Released extracellularly via exosomes, it is a ligand of the natural killer/NK cells receptor NCR3 and stimulates NK cells cytotoxicity. It may thereby trigger NK cells cytotoxicity against neighboring tumor cells and immature myeloid dendritic cells (DC).

Mediates ricin-induced apoptosis.

Ricin can induce a cleavage by the caspase CASP3. The released C-terminal peptide induces apoptosis.

(Microbial infection) In case of infection by L.pneumophila, ubiquitinated by the SCF(LegU1) complex.

Cytoplasm>Cytosol. Nucleus. Secreted>Extracellular exosome.
Note: Normally localized in cytosol and nucleus, it can also be released extracellularly, in exosomes, by tumor and myeloid dendritic cells (PubMed:18055229, PubMed:18852879). Cytoplasmic retention is due to interaction with GET4 (PubMed:29042515).

Expressed by immature dendritic cells (at protein level).

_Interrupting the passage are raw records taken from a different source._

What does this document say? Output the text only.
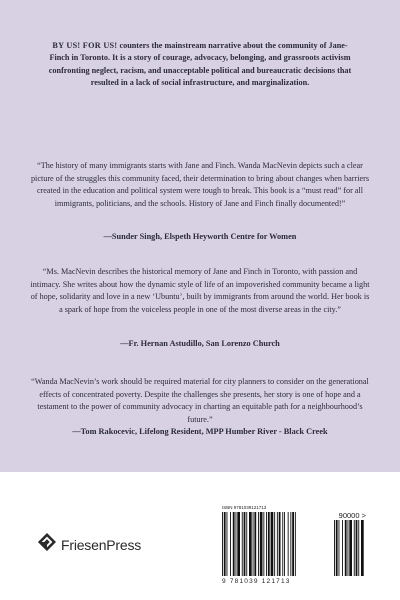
BY US! FOR US! counters the mainstream narrative about the community of Jane-Finch in Toronto. It is a story of courage, advocacy, belonging, and grassroots activism confronting neglect, racism, and unacceptable political and bureaucratic decisions that resulted in a lack of social infrastructure, and marginalization.
“The history of many immigrants starts with Jane and Finch. Wanda MacNevin depicts such a clear picture of the struggles this community faced, their determination to bring about changes when barriers created in the education and political system were tough to break. This book is a “must read” for all immigrants, politicians, and the schools. History of Jane and Finch finally documented!”
—Sunder Singh, Elspeth Heyworth Centre for Women
“Ms. MacNevin describes the historical memory of Jane and Finch in Toronto, with passion and intimacy. She writes about how the dynamic style of life of an impoverished community became a light of hope, solidarity and love in a new ‘Ubuntu’, built by immigrants from around the world. Her book is a spark of hope from the voiceless people in one of the most diverse areas in the city.”
—Fr. Hernan Astudillo, San Lorenzo Church
“Wanda MacNevin’s work should be required material for city planners to consider on the generational effects of concentrated poverty. Despite the challenges she presents, her story is one of hope and a testament to the power of community advocacy in charting an equitable path for a neighbourhood’s future.”
—Tom Rakocevic, Lifelong Resident, MPP Humber River - Black Creek
FriesenPress
ISBN 9781039121713
90000 >
9 781039 121713
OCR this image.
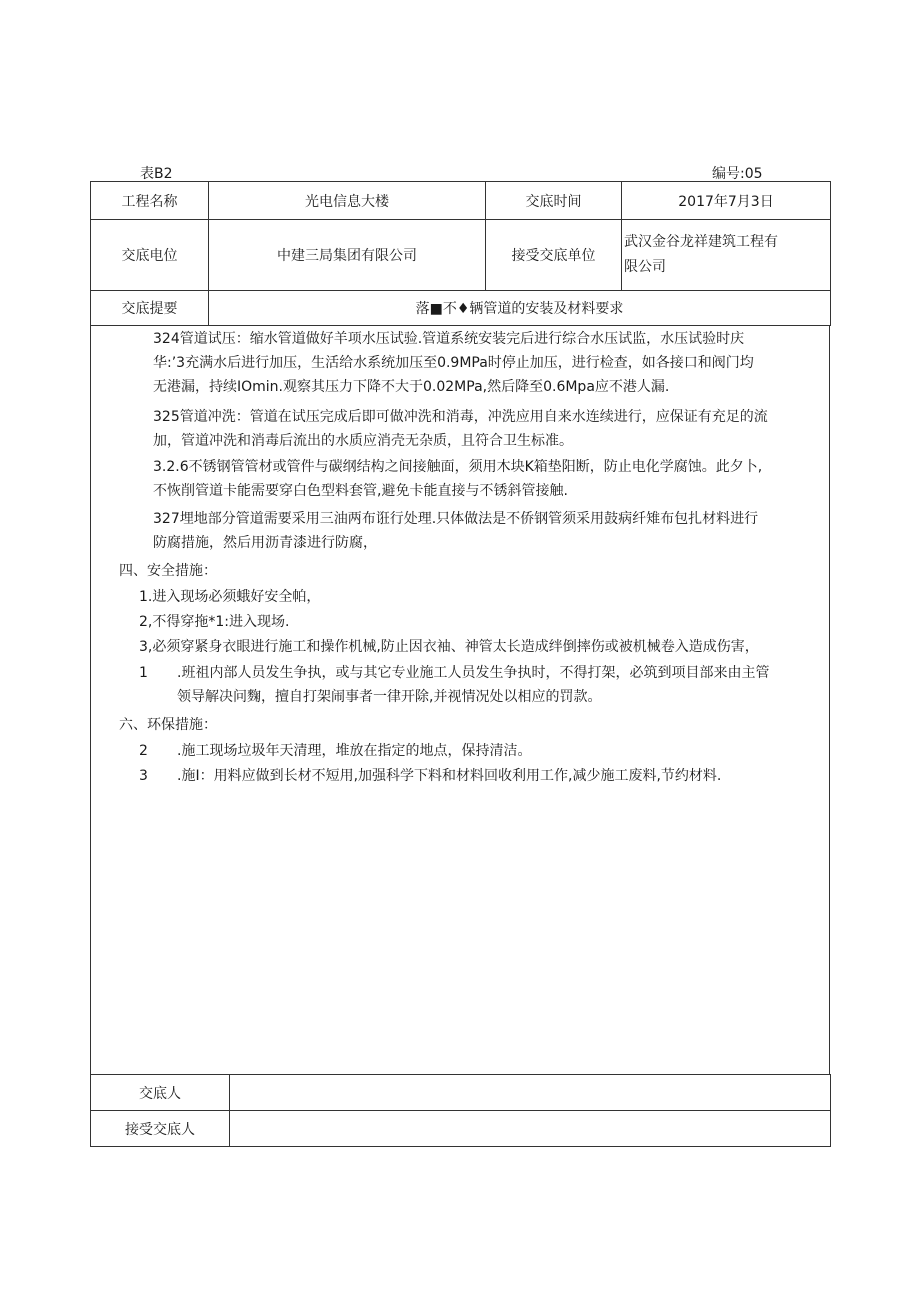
表B2	编号:05
工程名称	光电信息大楼	交底时间	2017年7月3日
交底电位	中建三局集团有限公司	接受交底单位	武汉金谷龙祥建筑工程有
限公司

交底提要	落■不♦辆管道的安装及材料要求		

324管道试压：缩水管道做好羊项水压试验.管道系统安装完后进行综合水压试监，水压试验时庆
华:’3充满水后进行加压，生活给水系统加压至0.9MPa时停止加压，进行检查，如各接口和阀门均
无港漏，持续IOmin.观察其压力下降不大于0.02MPa,然后降至0.6Mpa应不港人漏.

325管道冲洗：管道在试压完成后即可做冲洗和消毒，冲洗应用自来水连续进行，应保证有充足的流
加，管道冲洗和消毒后流出的水质应消壳无杂质，且符合卫生标准。

3.2.6不锈钢管管材或管件与碳纲结构之间接触面，须用木块K箱垫阳断，防止电化学腐蚀。此夕卜,
不恢削管道卡能需要穿白色型料套管,避免卡能直接与不锈斜管接触.

327埋地部分管道需要采用三油两布诳行处理.只体做法是不侨钢管须采用鼓病纤雉布包扎材料进行
防腐措施，然后用沥青漆进行防腐，

四、安全措施：

1.进入现场必须蛾好安全帕，

2,不得穿拖*1:进入现场.

3,必须穿紧身衣眼进行施工和操作机械,防止因衣袖、神管太长造成绊倒摔伤或被机械卷入造成伤害，

1 .班祖内部人员发生争执，或与其它专业施工人员发生争执时，不得打架，必筑到项目部来由主管
领导解决问麴，擅自打架闹事者一律开除,并视情况处以相应的罚款。

六、环保措施：

2 .施工现场垃圾年天清理，堆放在指定的地点，保持清洁。

3 .施I：用料应做到长材不短用,加强科学下料和材料回收利用工作,减少施工废料,节约材料.

交底人	
接受交底人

Component of the BAG6/BAT3 complex, also named BAT3 complex, at least composed of BAG6, UBL4A and GET4/TRC35. Interacts with GET4; the interaction is direct and localizes BAG6 in the cytosol. Interacts with UBL4A; the interaction is direct and required for UBL4A protein stability. Interacts with AIFM1 (By similarity). Interacts with HSPA2 (By similarity). Interacts with CTCFL. Interacts with p300/EP300. Interacts (via ubiquitin-like domain) with RNF126; required for BAG6-dependent ubiquitination of proteins mislocalized to the cytosol. Interacts (via ubiquitin-like domain) with SGTA; SGTA competes with RNF126 by binding the same region of BAG6, thereby promoting deubiquitination of BAG6-target proteins and rescuing them from degradation. Interacts with ricin A chain. Interacts with VCP and AMFR; both form the VCP/p97-AMFR/gp78 complex. Interacts with SYVN1. Interacts with USP13; the interaction is direct and may mediate UBL4A deubiquitination. Interacts with ZFAND2B. Interacts with KPNA2. Interacts with UBQLN4.

(Microbial infection) Interacts with L. pneumophila Lpg2160 and LegU1 proteins.

The ubiquitin-like domain mediates interaction with the E3 ubiquitin-protein ligase RNF126 which is responsible for the BAG6-dependent ubiquitination of client proteins (PubMed:21743475, PubMed:24981174, PubMed:28104892, PubMed:27193484). SGTA also binds this domain and competes with RNF126 to antagonize client protein ubiquitination and degradation (PubMed:28104892). The ubiquitin-like domain also mediates the interaction with USP13 (PubMed:24424410).